Flashback

Cole Porter

June 1993
Flashback
Cole Porter
June 1993

Cole Porter

flashbook

Thanks to naive recordkeepers at Worcester Academy, June 9 will be recognized as Cole Porter's centennial. Actually, Porter slyly skipped over a couple of birthdays as a Worcester squid, and it's really his 102nd this year. But there should be no quarrel. Cole, after all, was a marvel of self-invention—a master of his own myth. And like a good mythmaker, he spread it around. The virtual inventor of high life in the American Century, he blazed the trail to the French Riviera, chic-ified the Waldorf Towers, and sailed around the world, bringing back a priceless gift: "Begin the Beguine." In a jukebox jumble of tunes, a Cole Porter song is always the smartest and most nicely reasoned.

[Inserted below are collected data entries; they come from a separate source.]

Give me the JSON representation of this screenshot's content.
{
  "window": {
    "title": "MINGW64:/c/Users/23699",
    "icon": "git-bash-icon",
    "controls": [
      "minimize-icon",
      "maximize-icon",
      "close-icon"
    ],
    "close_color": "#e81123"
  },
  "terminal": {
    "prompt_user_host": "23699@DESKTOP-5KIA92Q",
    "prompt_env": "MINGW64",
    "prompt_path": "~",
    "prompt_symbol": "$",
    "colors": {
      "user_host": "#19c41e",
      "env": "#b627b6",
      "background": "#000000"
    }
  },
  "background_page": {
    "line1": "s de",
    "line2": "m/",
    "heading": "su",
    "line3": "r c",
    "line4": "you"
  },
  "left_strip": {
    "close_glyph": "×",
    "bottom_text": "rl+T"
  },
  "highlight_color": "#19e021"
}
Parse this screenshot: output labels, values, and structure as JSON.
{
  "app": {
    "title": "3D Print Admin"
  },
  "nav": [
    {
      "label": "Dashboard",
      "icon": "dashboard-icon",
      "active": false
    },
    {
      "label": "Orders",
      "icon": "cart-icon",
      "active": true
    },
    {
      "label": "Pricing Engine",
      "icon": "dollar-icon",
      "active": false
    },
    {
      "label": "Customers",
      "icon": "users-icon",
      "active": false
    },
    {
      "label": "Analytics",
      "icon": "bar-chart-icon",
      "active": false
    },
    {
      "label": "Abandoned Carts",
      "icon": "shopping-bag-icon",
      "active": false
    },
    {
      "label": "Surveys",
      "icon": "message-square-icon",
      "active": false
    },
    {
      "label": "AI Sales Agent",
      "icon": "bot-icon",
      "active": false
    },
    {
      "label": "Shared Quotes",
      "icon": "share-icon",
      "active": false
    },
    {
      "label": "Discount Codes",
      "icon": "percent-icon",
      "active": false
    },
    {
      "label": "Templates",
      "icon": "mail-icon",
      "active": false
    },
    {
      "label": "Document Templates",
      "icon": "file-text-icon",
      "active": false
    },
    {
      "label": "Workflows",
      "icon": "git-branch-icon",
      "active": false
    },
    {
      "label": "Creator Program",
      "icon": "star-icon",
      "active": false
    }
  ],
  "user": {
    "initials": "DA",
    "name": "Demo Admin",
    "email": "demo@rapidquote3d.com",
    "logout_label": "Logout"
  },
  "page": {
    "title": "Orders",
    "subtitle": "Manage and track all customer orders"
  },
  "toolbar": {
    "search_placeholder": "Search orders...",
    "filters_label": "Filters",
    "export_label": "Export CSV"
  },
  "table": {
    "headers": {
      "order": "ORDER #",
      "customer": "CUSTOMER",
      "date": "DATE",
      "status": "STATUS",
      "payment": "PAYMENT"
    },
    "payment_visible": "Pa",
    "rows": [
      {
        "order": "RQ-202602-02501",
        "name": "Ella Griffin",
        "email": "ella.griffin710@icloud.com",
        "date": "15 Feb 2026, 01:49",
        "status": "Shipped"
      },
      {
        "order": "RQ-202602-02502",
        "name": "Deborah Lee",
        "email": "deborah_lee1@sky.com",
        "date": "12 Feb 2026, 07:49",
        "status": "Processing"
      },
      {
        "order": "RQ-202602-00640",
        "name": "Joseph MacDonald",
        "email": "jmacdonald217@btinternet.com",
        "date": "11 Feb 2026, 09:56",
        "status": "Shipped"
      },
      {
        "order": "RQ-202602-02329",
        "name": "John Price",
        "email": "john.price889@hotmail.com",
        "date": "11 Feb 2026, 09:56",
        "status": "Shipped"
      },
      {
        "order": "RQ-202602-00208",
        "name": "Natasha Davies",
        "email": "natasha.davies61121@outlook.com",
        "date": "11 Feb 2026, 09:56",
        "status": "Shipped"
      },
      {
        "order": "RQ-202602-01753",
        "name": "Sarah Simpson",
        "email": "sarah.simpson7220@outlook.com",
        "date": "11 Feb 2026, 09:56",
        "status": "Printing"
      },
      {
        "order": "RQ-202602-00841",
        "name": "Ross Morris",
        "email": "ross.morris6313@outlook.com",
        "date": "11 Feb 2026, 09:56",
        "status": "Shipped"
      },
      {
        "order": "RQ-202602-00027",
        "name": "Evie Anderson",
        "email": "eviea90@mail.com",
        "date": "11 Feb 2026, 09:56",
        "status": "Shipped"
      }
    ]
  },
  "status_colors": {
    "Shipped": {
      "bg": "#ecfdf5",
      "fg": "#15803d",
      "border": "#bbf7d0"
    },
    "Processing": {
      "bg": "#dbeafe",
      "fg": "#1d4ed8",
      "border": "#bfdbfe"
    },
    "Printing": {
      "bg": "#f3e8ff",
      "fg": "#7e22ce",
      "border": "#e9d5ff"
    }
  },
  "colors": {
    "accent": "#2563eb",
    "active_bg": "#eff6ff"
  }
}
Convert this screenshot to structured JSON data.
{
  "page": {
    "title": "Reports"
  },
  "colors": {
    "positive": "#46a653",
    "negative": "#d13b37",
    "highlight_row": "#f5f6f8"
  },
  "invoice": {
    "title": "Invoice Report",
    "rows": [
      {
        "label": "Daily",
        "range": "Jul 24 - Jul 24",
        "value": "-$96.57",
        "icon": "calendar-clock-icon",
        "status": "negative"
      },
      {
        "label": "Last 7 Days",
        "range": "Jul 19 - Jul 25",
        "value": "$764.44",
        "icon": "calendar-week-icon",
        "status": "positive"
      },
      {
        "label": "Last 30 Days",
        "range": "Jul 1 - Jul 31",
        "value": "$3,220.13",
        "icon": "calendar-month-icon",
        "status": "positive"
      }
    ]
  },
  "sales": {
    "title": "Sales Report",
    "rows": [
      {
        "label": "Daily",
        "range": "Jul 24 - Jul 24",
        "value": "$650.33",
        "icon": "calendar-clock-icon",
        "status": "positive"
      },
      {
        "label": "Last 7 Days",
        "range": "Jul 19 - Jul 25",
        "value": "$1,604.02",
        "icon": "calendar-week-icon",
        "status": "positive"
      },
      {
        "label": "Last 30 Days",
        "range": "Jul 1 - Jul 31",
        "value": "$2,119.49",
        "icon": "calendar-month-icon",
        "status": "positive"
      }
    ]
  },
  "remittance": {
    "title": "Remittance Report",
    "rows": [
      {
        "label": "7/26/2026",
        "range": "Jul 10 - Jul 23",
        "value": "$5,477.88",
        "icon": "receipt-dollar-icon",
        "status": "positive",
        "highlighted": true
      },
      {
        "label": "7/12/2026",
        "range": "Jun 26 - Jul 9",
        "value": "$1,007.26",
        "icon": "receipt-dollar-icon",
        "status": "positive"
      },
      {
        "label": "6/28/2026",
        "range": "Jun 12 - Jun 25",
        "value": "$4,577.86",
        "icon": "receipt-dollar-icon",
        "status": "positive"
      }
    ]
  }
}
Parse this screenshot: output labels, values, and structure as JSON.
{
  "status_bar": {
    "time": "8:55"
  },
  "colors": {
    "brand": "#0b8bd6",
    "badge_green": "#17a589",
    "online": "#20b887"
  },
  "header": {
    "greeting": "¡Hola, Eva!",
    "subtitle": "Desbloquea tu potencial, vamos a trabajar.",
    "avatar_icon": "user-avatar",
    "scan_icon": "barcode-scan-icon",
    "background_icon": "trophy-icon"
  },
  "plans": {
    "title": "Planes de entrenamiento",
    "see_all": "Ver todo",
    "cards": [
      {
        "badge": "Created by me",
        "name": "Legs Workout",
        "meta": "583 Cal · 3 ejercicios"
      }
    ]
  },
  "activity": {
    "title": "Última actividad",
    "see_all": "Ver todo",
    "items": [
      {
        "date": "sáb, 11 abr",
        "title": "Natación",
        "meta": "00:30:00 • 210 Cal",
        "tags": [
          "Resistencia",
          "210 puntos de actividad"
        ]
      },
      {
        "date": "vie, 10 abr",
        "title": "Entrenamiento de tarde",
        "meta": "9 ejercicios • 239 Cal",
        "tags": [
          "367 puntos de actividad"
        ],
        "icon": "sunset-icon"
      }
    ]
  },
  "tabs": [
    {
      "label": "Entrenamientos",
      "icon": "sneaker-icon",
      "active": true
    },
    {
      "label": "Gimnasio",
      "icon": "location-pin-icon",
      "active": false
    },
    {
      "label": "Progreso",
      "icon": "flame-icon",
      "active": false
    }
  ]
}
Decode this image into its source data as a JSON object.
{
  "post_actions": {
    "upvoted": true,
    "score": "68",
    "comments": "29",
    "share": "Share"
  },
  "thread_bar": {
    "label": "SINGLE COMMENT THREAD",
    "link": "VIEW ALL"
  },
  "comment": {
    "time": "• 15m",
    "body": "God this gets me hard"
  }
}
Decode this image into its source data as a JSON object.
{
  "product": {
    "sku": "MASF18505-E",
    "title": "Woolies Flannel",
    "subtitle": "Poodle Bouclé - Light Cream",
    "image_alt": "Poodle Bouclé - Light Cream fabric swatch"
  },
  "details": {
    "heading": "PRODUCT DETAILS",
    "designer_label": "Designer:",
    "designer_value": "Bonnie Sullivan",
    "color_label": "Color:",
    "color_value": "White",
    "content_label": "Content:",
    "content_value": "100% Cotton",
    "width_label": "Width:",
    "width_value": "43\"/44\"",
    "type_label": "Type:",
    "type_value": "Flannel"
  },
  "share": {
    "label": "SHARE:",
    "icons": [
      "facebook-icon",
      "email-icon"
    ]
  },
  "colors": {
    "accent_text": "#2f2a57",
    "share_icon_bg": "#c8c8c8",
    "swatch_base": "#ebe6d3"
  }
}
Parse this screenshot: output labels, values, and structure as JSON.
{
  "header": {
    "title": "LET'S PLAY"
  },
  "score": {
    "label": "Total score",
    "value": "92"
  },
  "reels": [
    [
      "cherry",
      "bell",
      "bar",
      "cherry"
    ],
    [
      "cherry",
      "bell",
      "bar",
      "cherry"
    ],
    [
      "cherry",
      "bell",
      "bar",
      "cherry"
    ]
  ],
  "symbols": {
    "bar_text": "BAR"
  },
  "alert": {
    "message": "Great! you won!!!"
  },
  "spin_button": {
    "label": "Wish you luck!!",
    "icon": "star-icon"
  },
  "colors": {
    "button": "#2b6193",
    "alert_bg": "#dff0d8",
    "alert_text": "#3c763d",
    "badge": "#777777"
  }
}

From the achingly bemused strains of "What Is This Thing Called Love?" ("I saw you there one wonderful day. / You took my heart and threw it away") to that desolate lover's "warning voice" in "I've Got You Under My Skin" (" 'Use your mentality, / Wake up to reality' "). And Porter's couplets, of course, are nonpareil. "The royal set, sans regret, do it," in "Let's Do It." "Whistler's mama" comes together with an "O'Neill drama" in "You're the Top." The last Cole Porter song was written 35 years ago, but his genius remains omnipresent. Stop to listen sometime: at the movies or on TV, to the person humming on the street, "In the roaring traffic's boom / In the silence of my lonely room /1 think of you night and day."